The project focuses on severe speech impairments caused by Parkinson’s disease, stuttering, or deafness,” Emanuel said. The team used recordings of patients to train systems to be capable of understanding these particular people, he explained. The team’s efforts focused on Google Home, the company’s smart speaker because many of these people are wheelchair-bound and find everyday activities such as turning the television on or shutting off the lights challenging, he explained.

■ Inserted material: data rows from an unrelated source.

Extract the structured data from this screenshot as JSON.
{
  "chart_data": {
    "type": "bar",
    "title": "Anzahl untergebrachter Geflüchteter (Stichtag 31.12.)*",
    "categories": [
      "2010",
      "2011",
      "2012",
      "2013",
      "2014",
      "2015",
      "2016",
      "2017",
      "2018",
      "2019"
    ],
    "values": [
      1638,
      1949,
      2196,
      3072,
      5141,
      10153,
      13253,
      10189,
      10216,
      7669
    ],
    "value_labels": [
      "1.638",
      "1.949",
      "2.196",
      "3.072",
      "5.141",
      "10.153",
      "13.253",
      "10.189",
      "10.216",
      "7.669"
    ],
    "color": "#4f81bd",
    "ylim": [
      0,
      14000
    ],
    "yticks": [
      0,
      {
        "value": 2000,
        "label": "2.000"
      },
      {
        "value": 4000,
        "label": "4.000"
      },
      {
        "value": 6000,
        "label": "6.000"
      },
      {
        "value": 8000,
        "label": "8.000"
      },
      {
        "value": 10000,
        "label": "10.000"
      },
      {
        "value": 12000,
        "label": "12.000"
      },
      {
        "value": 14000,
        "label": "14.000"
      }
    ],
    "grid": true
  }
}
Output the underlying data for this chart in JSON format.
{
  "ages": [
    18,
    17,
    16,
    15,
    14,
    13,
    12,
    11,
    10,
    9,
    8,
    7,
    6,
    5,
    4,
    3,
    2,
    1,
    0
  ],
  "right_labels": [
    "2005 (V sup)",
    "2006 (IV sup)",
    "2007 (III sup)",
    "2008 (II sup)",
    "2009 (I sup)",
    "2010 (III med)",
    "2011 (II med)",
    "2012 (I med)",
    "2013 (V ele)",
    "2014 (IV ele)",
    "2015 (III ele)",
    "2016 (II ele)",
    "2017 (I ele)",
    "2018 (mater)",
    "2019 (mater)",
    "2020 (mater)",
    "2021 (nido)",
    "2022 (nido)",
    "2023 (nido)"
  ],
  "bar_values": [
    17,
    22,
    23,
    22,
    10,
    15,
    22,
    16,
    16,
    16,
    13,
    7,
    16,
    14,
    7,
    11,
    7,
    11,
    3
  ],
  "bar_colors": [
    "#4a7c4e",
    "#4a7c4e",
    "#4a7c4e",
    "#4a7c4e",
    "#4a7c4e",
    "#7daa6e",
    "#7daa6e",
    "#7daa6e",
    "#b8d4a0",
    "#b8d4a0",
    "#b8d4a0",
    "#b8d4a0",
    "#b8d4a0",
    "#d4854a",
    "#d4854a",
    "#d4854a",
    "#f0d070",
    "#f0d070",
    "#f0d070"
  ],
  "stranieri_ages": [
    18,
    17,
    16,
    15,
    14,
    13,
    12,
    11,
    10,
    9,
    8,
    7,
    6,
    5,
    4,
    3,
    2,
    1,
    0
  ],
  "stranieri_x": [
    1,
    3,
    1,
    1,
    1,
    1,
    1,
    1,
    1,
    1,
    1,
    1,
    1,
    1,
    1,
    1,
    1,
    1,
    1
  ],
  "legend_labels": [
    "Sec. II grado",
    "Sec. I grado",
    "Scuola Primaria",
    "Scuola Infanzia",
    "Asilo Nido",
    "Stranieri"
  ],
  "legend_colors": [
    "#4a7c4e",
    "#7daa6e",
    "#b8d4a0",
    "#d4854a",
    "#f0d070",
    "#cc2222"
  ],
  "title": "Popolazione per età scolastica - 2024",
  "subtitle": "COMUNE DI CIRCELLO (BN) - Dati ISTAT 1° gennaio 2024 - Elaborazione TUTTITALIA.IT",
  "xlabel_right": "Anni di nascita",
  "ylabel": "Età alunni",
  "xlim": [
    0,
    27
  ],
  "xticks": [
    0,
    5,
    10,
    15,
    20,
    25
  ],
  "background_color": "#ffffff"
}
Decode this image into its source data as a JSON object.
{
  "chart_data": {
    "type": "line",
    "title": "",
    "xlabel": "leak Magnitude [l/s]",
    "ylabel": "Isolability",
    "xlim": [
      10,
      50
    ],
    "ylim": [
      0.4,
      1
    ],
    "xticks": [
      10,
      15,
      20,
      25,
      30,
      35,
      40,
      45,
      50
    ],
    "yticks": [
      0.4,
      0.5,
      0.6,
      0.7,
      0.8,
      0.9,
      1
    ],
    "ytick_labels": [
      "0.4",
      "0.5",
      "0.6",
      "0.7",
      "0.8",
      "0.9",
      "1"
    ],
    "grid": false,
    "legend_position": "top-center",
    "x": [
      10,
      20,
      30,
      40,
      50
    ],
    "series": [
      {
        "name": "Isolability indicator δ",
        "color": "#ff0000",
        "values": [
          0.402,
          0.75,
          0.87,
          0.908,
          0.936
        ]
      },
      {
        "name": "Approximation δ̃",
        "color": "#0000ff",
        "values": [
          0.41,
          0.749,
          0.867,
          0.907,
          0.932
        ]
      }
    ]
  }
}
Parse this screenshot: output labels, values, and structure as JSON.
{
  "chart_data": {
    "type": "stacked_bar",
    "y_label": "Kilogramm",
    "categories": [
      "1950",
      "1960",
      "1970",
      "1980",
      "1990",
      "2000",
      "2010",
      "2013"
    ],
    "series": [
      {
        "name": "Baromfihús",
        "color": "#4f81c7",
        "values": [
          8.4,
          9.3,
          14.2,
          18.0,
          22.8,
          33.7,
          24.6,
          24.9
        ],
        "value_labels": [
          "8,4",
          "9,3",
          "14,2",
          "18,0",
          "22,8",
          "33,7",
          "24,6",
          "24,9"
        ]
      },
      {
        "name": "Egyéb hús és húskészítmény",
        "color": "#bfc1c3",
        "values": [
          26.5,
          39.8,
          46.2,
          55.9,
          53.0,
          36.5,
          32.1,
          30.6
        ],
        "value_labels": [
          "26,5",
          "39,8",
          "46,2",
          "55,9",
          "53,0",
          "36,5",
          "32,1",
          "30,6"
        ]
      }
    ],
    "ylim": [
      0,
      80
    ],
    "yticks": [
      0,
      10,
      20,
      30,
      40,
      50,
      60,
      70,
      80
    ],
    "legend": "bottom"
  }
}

According to Emanuel, the project already had some initial success. One of the team members, an engineer suffering from a hearing impairment, recorded 10 hours of speech that helped lower the software’s margin of error from 70% to just 10%, he said. There is still a lot of work to be done before universal systems capable of understanding everyone will be in place, though, he cautioned, adding “in the meantime, we are helping people on a personal level, and that is a worthy cause in and of itself.”
According to Matias, all the tools featured at the event were spun-off original initiatives of Google Israel workers. “We are examining the use of AI to solve social problems worldwide,” he said. “There is nothing new about solving problems with tech, but AI can help us accomplish things that were just science fiction up until now,” he added.